MSDTC fails for self-hosted NServiceBus ASP.NET endpoints but not other processes - asp.net

I have a Windows 2008 R2 server that hosts many back end NServiceBus endpoints. All of the services that rely on the NServiceBus.Host.exe host (installed as Windows Services) are able to interact with MSDTC perfectly, averaging a small handful of concurrent distributed transactions throughout the day. There are 2 small Web.API applications, however, that self host NServiceBus endpoints (as publishers) that constantly receive the following error when trying to process subscription requests:
NServiceBus.Transports.Msmq.MsmqDequeueStrategy Error in receiving
messages.
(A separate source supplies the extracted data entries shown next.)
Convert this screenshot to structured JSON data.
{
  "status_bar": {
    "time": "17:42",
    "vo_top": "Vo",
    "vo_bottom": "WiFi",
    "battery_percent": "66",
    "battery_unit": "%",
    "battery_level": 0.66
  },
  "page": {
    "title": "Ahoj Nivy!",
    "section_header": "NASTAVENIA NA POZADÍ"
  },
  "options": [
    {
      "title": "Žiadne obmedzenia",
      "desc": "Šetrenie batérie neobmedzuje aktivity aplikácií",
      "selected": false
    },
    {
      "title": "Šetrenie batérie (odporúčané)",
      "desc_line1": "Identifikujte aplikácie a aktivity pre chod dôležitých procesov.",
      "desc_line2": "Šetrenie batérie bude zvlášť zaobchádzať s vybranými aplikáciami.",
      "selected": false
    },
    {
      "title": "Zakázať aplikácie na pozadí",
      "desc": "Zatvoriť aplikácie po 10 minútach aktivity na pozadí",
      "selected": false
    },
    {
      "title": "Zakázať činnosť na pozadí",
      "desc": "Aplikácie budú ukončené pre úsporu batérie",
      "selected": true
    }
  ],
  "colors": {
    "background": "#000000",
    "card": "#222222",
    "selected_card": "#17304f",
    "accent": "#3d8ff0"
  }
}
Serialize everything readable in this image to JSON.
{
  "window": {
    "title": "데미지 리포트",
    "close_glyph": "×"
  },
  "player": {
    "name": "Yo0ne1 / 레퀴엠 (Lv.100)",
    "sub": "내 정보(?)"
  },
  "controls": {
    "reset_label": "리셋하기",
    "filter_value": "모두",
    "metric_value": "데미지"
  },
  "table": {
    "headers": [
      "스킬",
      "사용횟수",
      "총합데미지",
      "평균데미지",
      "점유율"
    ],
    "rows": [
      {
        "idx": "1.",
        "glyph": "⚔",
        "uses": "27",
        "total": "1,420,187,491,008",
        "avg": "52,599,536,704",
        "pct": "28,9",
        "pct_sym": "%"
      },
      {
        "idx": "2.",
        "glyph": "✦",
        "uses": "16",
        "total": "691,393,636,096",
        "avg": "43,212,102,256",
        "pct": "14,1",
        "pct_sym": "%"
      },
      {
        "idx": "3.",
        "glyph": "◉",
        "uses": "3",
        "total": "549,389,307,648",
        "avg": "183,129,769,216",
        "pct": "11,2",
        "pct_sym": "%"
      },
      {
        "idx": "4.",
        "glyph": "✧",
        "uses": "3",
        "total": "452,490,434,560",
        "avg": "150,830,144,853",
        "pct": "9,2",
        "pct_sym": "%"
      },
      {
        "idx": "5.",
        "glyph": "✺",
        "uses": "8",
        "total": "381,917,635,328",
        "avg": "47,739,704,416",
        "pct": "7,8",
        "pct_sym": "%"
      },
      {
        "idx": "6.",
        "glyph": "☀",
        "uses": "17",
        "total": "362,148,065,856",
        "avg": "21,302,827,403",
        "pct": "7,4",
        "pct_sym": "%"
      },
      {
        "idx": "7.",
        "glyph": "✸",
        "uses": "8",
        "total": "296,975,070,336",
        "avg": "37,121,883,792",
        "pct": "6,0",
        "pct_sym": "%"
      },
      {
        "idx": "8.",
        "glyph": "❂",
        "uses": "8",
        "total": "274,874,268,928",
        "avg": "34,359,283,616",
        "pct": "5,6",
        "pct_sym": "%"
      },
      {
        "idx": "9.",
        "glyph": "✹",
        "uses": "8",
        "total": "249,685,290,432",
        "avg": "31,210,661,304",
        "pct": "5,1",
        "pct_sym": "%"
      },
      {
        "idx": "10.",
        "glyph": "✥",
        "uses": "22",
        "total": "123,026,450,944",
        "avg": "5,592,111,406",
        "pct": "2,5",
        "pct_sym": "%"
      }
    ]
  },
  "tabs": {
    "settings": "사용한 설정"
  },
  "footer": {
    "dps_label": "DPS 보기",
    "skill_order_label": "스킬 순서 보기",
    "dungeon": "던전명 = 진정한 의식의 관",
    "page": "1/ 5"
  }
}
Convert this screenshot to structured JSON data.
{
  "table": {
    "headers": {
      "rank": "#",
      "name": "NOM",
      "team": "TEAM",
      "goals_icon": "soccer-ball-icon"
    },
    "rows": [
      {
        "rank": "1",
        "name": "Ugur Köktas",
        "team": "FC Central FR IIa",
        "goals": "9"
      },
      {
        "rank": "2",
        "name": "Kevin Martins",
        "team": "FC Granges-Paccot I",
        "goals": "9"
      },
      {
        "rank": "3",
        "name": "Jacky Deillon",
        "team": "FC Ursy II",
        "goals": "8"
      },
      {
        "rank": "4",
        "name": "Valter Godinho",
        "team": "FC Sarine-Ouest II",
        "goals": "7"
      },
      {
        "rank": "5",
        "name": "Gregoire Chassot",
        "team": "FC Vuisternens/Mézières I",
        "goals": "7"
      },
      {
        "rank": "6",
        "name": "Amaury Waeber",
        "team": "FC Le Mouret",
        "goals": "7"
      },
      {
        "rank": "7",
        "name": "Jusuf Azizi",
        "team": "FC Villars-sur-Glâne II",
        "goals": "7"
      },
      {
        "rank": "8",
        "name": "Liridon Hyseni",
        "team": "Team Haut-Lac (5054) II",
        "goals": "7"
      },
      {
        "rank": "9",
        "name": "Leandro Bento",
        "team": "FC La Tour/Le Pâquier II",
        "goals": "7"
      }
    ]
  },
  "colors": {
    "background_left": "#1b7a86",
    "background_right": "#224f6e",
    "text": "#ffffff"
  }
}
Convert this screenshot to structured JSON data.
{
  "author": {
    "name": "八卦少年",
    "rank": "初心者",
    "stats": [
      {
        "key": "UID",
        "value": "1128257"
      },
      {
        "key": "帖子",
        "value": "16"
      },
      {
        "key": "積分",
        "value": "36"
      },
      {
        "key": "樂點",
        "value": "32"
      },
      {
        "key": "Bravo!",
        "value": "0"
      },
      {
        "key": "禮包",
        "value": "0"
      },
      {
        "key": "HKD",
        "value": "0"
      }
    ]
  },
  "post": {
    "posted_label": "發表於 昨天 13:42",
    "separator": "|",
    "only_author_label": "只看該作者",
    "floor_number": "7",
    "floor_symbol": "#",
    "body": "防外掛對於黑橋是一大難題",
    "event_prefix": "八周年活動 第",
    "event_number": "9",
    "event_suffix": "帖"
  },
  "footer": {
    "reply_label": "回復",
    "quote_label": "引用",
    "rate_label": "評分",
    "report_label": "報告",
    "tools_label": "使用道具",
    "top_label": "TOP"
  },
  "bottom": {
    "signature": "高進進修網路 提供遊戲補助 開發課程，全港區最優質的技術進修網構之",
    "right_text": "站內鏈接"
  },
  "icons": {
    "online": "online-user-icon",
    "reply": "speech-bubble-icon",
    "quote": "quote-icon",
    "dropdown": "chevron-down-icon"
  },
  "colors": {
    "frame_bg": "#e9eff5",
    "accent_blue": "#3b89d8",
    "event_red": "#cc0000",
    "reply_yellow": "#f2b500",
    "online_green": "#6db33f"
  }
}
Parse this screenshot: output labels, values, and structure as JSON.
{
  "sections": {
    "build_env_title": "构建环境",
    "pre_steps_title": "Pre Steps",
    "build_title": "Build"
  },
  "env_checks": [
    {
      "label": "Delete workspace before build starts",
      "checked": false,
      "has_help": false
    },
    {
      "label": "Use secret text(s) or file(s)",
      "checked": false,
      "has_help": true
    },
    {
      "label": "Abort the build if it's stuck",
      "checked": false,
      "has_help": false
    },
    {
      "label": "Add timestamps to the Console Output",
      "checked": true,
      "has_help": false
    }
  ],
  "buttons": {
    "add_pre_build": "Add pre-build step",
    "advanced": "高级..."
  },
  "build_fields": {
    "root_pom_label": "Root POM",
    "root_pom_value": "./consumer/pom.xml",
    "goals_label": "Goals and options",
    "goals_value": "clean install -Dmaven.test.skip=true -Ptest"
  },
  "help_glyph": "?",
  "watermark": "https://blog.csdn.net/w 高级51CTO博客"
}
System.Transactions.TransactionAbortedException: The
transaction has aborted. --->
System.Transactions.TransactionManagerCommunicationException:
Communication with the underlying transaction manager has failed. --->
System.Runtime.InteropServices.COMException: The Transaction Manager
is not available. (Exception from HRESULT: 0x8004D01B) at
System.Transactions.Oletx.IDtcProxyShimFactory.ConnectToProxy(String
nodeName, Guid resourceManagerIdentifier, IntPtr managedIdentifier,
Boolean& nodeNameMatches, UInt32& whereaboutsSize, CoTaskMemHandle&
whereaboutsBuffer, IResourceManagerShim& resourceManagerShim) at
System.Transactions.Oletx.DtcTransactionManager.Initialize() ---
End of inner exception stack trace --- at
System.Transactions.Oletx.OletxTransactionManager.ProxyException(COMException
comException) at
System.Transactions.Oletx.DtcTransactionManager.Initialize() at
System.Transactions.Oletx.DtcTransactionManager.get_ProxyShimFactory()
at
System.Transactions.Oletx.OletxTransactionManager.CreateTransaction(TransactionOptions
properties) at
System.Transactions.TransactionStatePromoted.EnterState(InternalTransaction
tx) --- End of inner exception stack trace --- at
System.Transactions.TransactionStateAborted.CheckForFinishedTransaction(InternalTransaction
tx) at System.Transactions.Transaction.Promote() at
System.Transactions.TransactionInterop.ConvertToOletxTransaction(Transaction
transaction) at
System.Transactions.TransactionInterop.GetDtcTransaction(Transaction
transaction) at
System.Messaging.MessageQueue.StaleSafeReceiveMessage(UInt32 timeout,
Int32 action, MQPROPS properties, NativeOverlapped* overlapped,
ReceiveCallback receiveCallback, CursorHandle cursorHandle, IntPtr
transaction) at
System.Messaging.MessageQueue.ReceiveCurrent(TimeSpan timeout, Int32
action, CursorHandle cursor, MessagePropertyFilter filter,
MessageQueueTransaction internalTransaction,
MessageQueueTransactionType transactionType) at
System.Messaging.MessageQueue.Receive(TimeSpan timeout,
MessageQueueTransactionType transactionType) at
NServiceBus.Transports.Msmq.MsmqDequeueStrategy.ReceiveMessage(Func`1
receive) in
c:\BuildAgent\work\31f8c64a6e8a2d7c\src\NServiceBus.Core\Transports\Msmq\MsmqDequeueStrategy.cs:line
313
Some other notes:
Both the erroring ApplicationPools' identities and the Windows
Services' Log On users are the same.
This actually worked well before
a recent reboot, as the Web.API services were able to successfully
process subscription requests, and are able to publish messages just
fine (though publishing does not automatically use MSDTC, and we are
not using a TransactionScope explicitly). Since the local reboot, we
simply get the above error if a subscription request message sits
in either of the Web.API publisher's input queue.
I've used both procmon.exe and MSDTC tracing and have found nothing of interest. The typical event viewer logs also do not provide any information.
All endpoints are running .NET 4.5 and NServiceBus 4.6
We cannot
recreate this in any other environment.
Additional notes from below conversations
The thread which throws the exception is pure NServiceBus subscription management where none of "my" code is involved. When the application pool starts the w3wp.exe worker process on demand, NSB is spawning a worker thread unbeknownst to the application to process subscription requests. It should only ever work across the publisher's input queue and the subscription storage, which I'm using MSMQ for that as well, in a queue right beside the other (i.e. no other server is involved to my knowledge).
The "code" of the website didn't change across reboots, and the application pool stopped and restarted several times before the reboot without issue.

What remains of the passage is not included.